By Despite the frantic efforts by the Union Finance Minister to bring all States on board for timely implementation of Goods and Services Tax (GST), delay now seems inevitable. While the Empowered Committee and the Central Government grapple with the impediments around GST, one wonders whether the Finance Minister would take this delay as an opportunity to make the GST transition seamless, by making some policy changes in indirect taxes, in the forthcoming Budget.

To begin with, one would expect the Finance Minister to lay down a clear roadmap for GST implementation. It needs to be appreciated that he may not be able to commit any specific timeline for the same, as GST is not just a Central subject, but would also require consensus of all the States represented through the Empowered Committee. However, this should not preclude him from talking about the concrete steps the Central Government has taken/ intends to take to expedite the transition.

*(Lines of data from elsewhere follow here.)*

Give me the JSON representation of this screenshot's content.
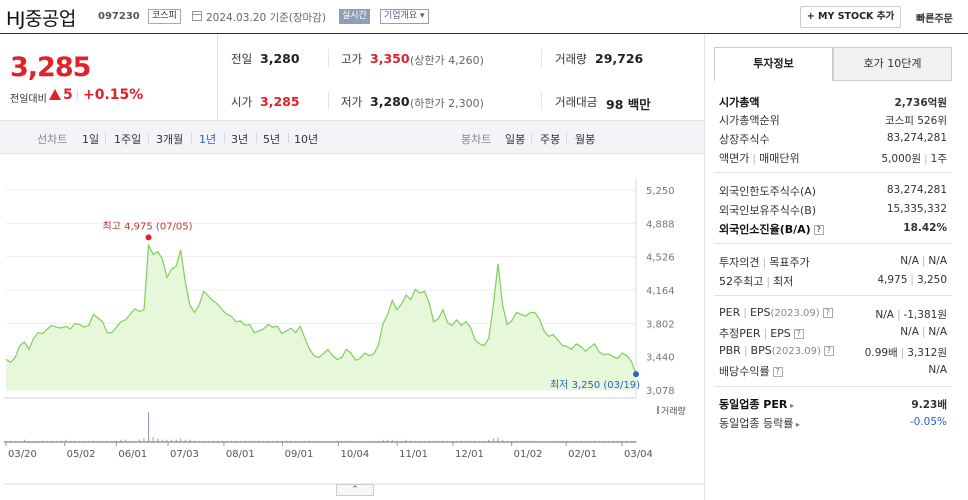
{
  "header": {
    "company_name": "HJ중공업",
    "code": "097230",
    "market": "코스피",
    "date_text": "2024.03.20  기준(장마감)",
    "realtime_label": "실시간",
    "company_info_label": "기업개요",
    "my_stock_label": "+ MY STOCK 추가",
    "quick_order_label": "빠른주문"
  },
  "price": {
    "current": "3,285",
    "change_label": "전일대비",
    "change_value": "5",
    "change_percent": "+0.15%"
  },
  "stats": {
    "prev_close_label": "전일",
    "prev_close": "3,280",
    "high_label": "고가",
    "high": "3,350",
    "upper_limit": "(상한가 4,260)",
    "volume_label": "거래량",
    "volume": "29,726",
    "open_label": "시가",
    "open": "3,285",
    "low_label": "저가",
    "low": "3,280",
    "lower_limit": "(하한가 2,300)",
    "amount_label": "거래대금",
    "amount": "98 백만"
  },
  "toolbar": {
    "line_chart_label": "선차트",
    "periods": [
      "1일",
      "1주일",
      "3개월",
      "1년",
      "3년",
      "5년",
      "10년"
    ],
    "active_period": "1년",
    "candle_chart_label": "봉차트",
    "candle_periods": [
      "일봉",
      "주봉",
      "월봉"
    ]
  },
  "chart": {
    "high_label": "최고 4,975 (07/05)",
    "low_label": "최저 3,250 (03/19)",
    "volume_label": "거래량",
    "line_color": "#7fcf5a",
    "fill_color": "#e6f7da"
  },
  "chart_data": {
    "type": "area",
    "title": "",
    "y_ticks": [
      "5,250",
      "4,888",
      "4,526",
      "4,164",
      "3,802",
      "3,440",
      "3,078"
    ],
    "ylim": [
      3078,
      5250
    ],
    "x_ticks": [
      "03/20",
      "05/02",
      "06/01",
      "07/03",
      "08/01",
      "09/01",
      "10/04",
      "11/01",
      "12/01",
      "01/02",
      "02/01",
      "03/04"
    ],
    "series": [
      {
        "values": [
          3410,
          3380,
          3430,
          3560,
          3600,
          3520,
          3640,
          3700,
          3690,
          3740,
          3780,
          3760,
          3750,
          3770,
          3740,
          3800,
          3790,
          3760,
          3780,
          3900,
          3860,
          3820,
          3700,
          3700,
          3760,
          3820,
          3840,
          3900,
          3960,
          3930,
          3950,
          4650,
          4550,
          4580,
          4500,
          4300,
          4390,
          4420,
          4600,
          4250,
          4000,
          3920,
          4000,
          4150,
          4100,
          4050,
          4010,
          3950,
          3900,
          3880,
          3820,
          3830,
          3780,
          3790,
          3700,
          3720,
          3740,
          3790,
          3760,
          3770,
          3690,
          3720,
          3750,
          3700,
          3770,
          3640,
          3520,
          3450,
          3430,
          3470,
          3520,
          3450,
          3410,
          3430,
          3520,
          3480,
          3400,
          3420,
          3480,
          3450,
          3470,
          3570,
          3800,
          3900,
          4050,
          3950,
          4010,
          4110,
          4060,
          4170,
          4130,
          4150,
          4030,
          3820,
          3850,
          3950,
          3810,
          3780,
          3840,
          3780,
          3820,
          3760,
          3620,
          3580,
          3560,
          3640,
          4000,
          4450,
          4000,
          3790,
          3830,
          3920,
          3900,
          3880,
          3920,
          3920,
          3850,
          3720,
          3660,
          3680,
          3620,
          3560,
          3550,
          3520,
          3580,
          3550,
          3500,
          3540,
          3580,
          3490,
          3460,
          3470,
          3440,
          3420,
          3480,
          3450,
          3390,
          3250
        ],
        "color": "#7fcf5a"
      }
    ],
    "high_point": {
      "value": 4975,
      "date": "07/05"
    },
    "low_point": {
      "value": 3250,
      "date": "03/19"
    },
    "volume_values": [
      1,
      1,
      1,
      1,
      2,
      1,
      1,
      1,
      1,
      1,
      1,
      1,
      1,
      2,
      1,
      1,
      1,
      1,
      1,
      1,
      1,
      1,
      1,
      1,
      1,
      2,
      2,
      1,
      1,
      2,
      3,
      26,
      4,
      3,
      2,
      2,
      2,
      2,
      3,
      2,
      2,
      1,
      1,
      1,
      1,
      1,
      1,
      1,
      1,
      1,
      1,
      1,
      1,
      1,
      1,
      1,
      1,
      1,
      1,
      1,
      1,
      1,
      1,
      1,
      1,
      1,
      1,
      1,
      1,
      1,
      1,
      1,
      1,
      1,
      1,
      1,
      1,
      1,
      1,
      1,
      1,
      1,
      2,
      2,
      2,
      1,
      1,
      2,
      1,
      1,
      1,
      1,
      1,
      1,
      1,
      1,
      1,
      1,
      1,
      1,
      1,
      1,
      1,
      1,
      1,
      2,
      3,
      4,
      2,
      1,
      1,
      1,
      1,
      1,
      1,
      1,
      1,
      1,
      1,
      1,
      1,
      1,
      1,
      1,
      1,
      1,
      1,
      1,
      1,
      1,
      1,
      1,
      1,
      1,
      1,
      1,
      1,
      1
    ]
  },
  "sidebar": {
    "tab_active": "투자정보",
    "tab_inactive": "호가 10단계",
    "market_cap_label": "시가총액",
    "market_cap": "2,736억원",
    "rank_label": "시가총액순위",
    "rank": "코스피 526위",
    "shares_label": "상장주식수",
    "shares": "83,274,281",
    "par_label_a": "액면가",
    "par_label_b": "매매단위",
    "par_a": "5,000원",
    "par_b": "1주",
    "foreign_limit_label": "외국인한도주식수(A)",
    "foreign_limit": "83,274,281",
    "foreign_hold_label": "외국인보유주식수(B)",
    "foreign_hold": "15,335,332",
    "foreign_ratio_label": "외국인소진율(B/A)",
    "foreign_ratio": "18.42%",
    "opinion_label_a": "투자의견",
    "opinion_label_b": "목표주가",
    "opinion_a": "N/A",
    "opinion_b": "N/A",
    "week52_label_a": "52주최고",
    "week52_label_b": "최저",
    "week52_a": "4,975",
    "week52_b": "3,250",
    "per_label_a": "PER",
    "per_label_b": "EPS",
    "per_period": "(2023.09)",
    "per_a": "N/A",
    "per_b": "-1,381원",
    "est_label_a": "추정PER",
    "est_label_b": "EPS",
    "est_a": "N/A",
    "est_b": "N/A",
    "pbr_label_a": "PBR",
    "pbr_label_b": "BPS",
    "pbr_period": "(2023.09)",
    "pbr_a": "0.99배",
    "pbr_b": "3,312원",
    "div_label": "배당수익률",
    "div": "N/A",
    "peer_per_label": "동일업종 PER",
    "peer_per": "9.23배",
    "peer_rate_label": "동일업종 등락률",
    "peer_rate": "-0.05%"
  }
}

Transition can be made smoother for taxpayers by aligning the prevailing tax regime with proposed GST system in terms of tax rates, exemptions and concessions, input tax credits, collection mechanism, and other procedural aspects.

The current excise duty rate of 10 per cent appears to be broadly in line with the likely Central GST (CGST) rate and hence, does not require any tweaking. As regards services, with States also getting the power to levy tax, the total tax incidence on services will go up under GST. To avoid an abrupt increase in service tax rate from current 10 per cent to say, 16 per cent under GST, the Finance Minister may consider increasing the current rate to around 12%.

The Finance Minister may also consider widening the ambit of taxes, wherever possible. One of the key pillars of GST is a broad tax base, with moderate tax rates. Thus, activities/ sectors which are currently outside the tax net, but are likely to be covered under GST, could be subject to service tax. This could include specific services in the healthcare and education sector.

Withdrawal of exemptions

Another step in this direction could be withdrawal of some of the existing Customs, Excise and Service tax exemptions/ concessions. The existing list of such incentives is fairly long, and some of the exemptions have perhaps outlived their utility. The Finance Minister may consider revoking some of these exemptions (especially in the not-so-priority sectors) to augment revenues, while moving a step closer towards GST.

There is also room for further simplification and rationalisation of the prevailing input tax credit (known as Cenvat credit) regime for manufacturers and service providers. For instance, some of the long standing controversial issues such as availability of credit for passive infrastructure to telecom sector, extent of nexus required between inputs/input services and the business activity, etc. can be addressed in the udget. In any case, one would expect the Government to address these issues under GST. Addressing these issues now itself would enable the Government to evaluate the ramifications on the exchequer/ taxpayers.

Convergence

Convergence of service tax laws with excise laws is another area that the Finance Minister can look at. The GST laws are expected to be by and large uniform for manufacturers and service providers. However, under the current system of taxation, there are several disconnects under excise and service tax, both conceptually and procedurally. For instance, there is often a debate as to whether the concept of inputs/ input services is to be interpreted more liberally for service providers vis-à-vis manufacturers. Then there are other differences, such as the event triggering the tax liability (receipt of payment in case of service tax, as against removal of goods from the factory under excise). Also, unlike inputs, for input services, the credit can be claimed only after making payment to the service provider. While merging both the laws under one may not be feasible in such a limited timeframe, the Finance Minister may at least address some of these deviations. The budget proposals would take into account the other non-GST factors as well, such as inflation, fiscal deficit, and the economic recovery. While some of the measures discussed could have a bearing on these parameters, many of them can be implemented without having any adverse impact on them. Even if GST gets delayed further, rationalisation of the current tax regime would only make the taxpayers' lives simpler and hassle-free.

(The authors are Executive Director and Director respectively of Indirect Tax, KPMG.)